A new dinuclear complex of oxidovanadium(IV), namely [(VO)2(HL)(μ-O)] (1), has been synthesized by the reaction of VO(acac)2 with the heptadentate N4O3-donor Schiff base ligand, 2-(5-Bromo-2-hydroxyphenyl)-1,3-bis(2-(5-bromo-2-hydroxybenzylideneamino)ethyl)imidazolidine (H3L). The complex has been characterized by elemental analysis, spectroscopic methods and single-crystal X-ray diffraction. The latter technique revealed that the vanadium ions have distorted octahedral geometry and are connected together by oxido and phenolic oxygen atoms. The bridging oxido ligand shares the equatorial positions of the two metal centers while the oxygen atom of the bridging phenol group connects the axial positions. The catalytic activity of this complex has been tested for the oxidation of some benzyl alcohol derivatives by using H2O2 as a green oxidant.

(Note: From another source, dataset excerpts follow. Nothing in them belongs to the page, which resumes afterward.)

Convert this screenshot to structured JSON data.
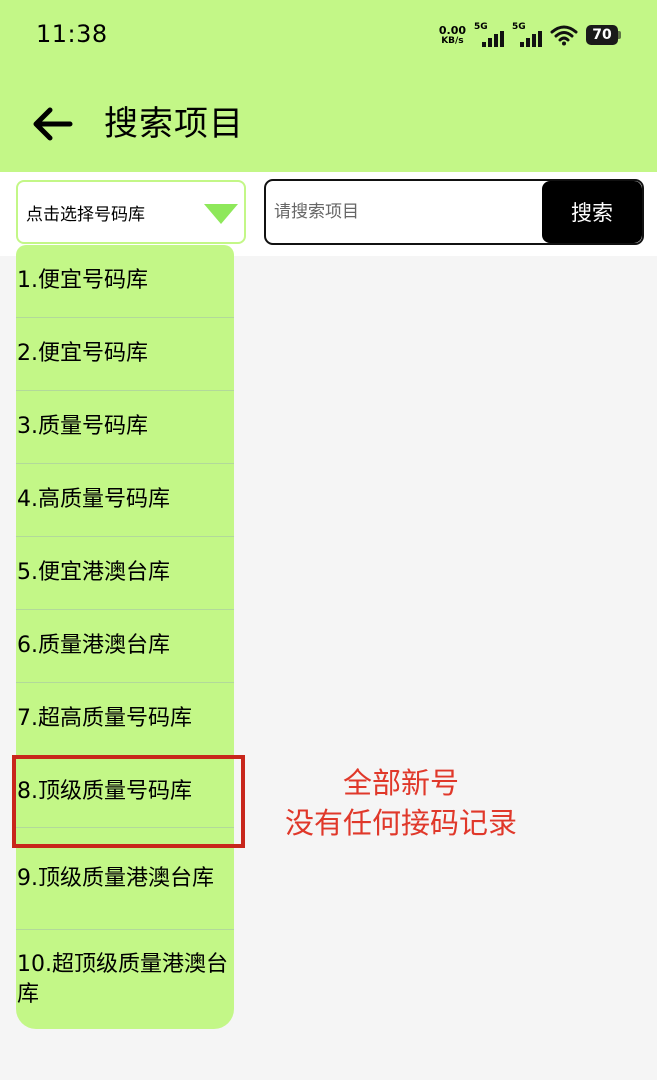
{
  "status_bar": {
    "time": "11:38",
    "net_speed_value": "0.00",
    "net_speed_unit": "KB/s",
    "signal1_label": "5G",
    "signal2_label": "5G",
    "battery_level": "70",
    "icons": [
      "signal-icon",
      "signal-icon",
      "wifi-icon",
      "battery-icon"
    ]
  },
  "app_bar": {
    "back_icon": "arrow-left-icon",
    "title": "搜索项目",
    "background_color": "#c3f787"
  },
  "controls": {
    "dropdown_label": "点击选择号码库",
    "dropdown_icon": "triangle-down-icon",
    "search_placeholder": "请搜索项目",
    "search_value": "",
    "search_button": "搜索"
  },
  "options": [
    "1.便宜号码库",
    "2.便宜号码库",
    "3.质量号码库",
    "4.高质量号码库",
    "5.便宜港澳台库",
    "6.质量港澳台库",
    "7.超高质量号码库",
    "8.顶级质量号码库",
    "9.顶级质量港澳台库",
    "10.超顶级质量港澳台库"
  ],
  "annotation": {
    "line1": "全部新号",
    "line2": "没有任何接码记录",
    "color": "#e0382a",
    "box_color": "#c8261b"
  }
}
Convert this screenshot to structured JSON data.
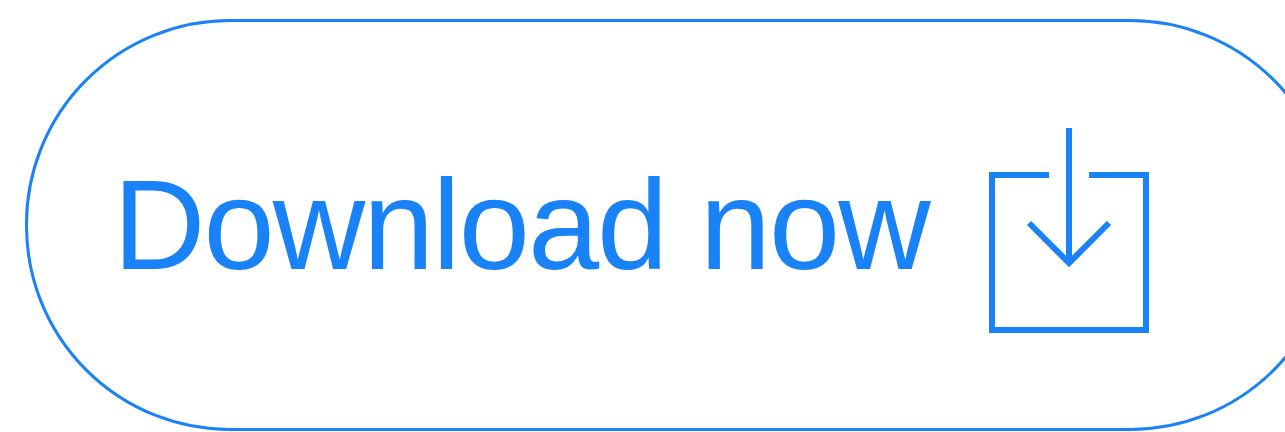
{
  "button": {
    "label": "Download now"
  }
}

In order to maximize the yields, the effects of various influential parameters in catalytic reactions such as the oxidant-to-substrate molar ratio, the temperature and the solvent, were studied. Moreover, the electronic and steric effects of halogen substituents on the phenyl group of the substrate were also explored by analyzing the oxidation of benzyl alcohol derivatives with F, Cl and Br atoms in the relative para-position (electronic effect), and of another set of substrates with a Cl substituent in relative ortho-, meta, and para-positions (steric effect). The results of these catalytic studies show that complex 1 catalyzes the oxidation of benzyl alcohol derivatives to the corresponding benzaldehydes with little amounts of the benzoic acid being detectable in the reaction mixture. Both the reaction conditions and the substituents on the phenyl group of the benzyl alcohols affect the selectivity and the activity of this catalytic system.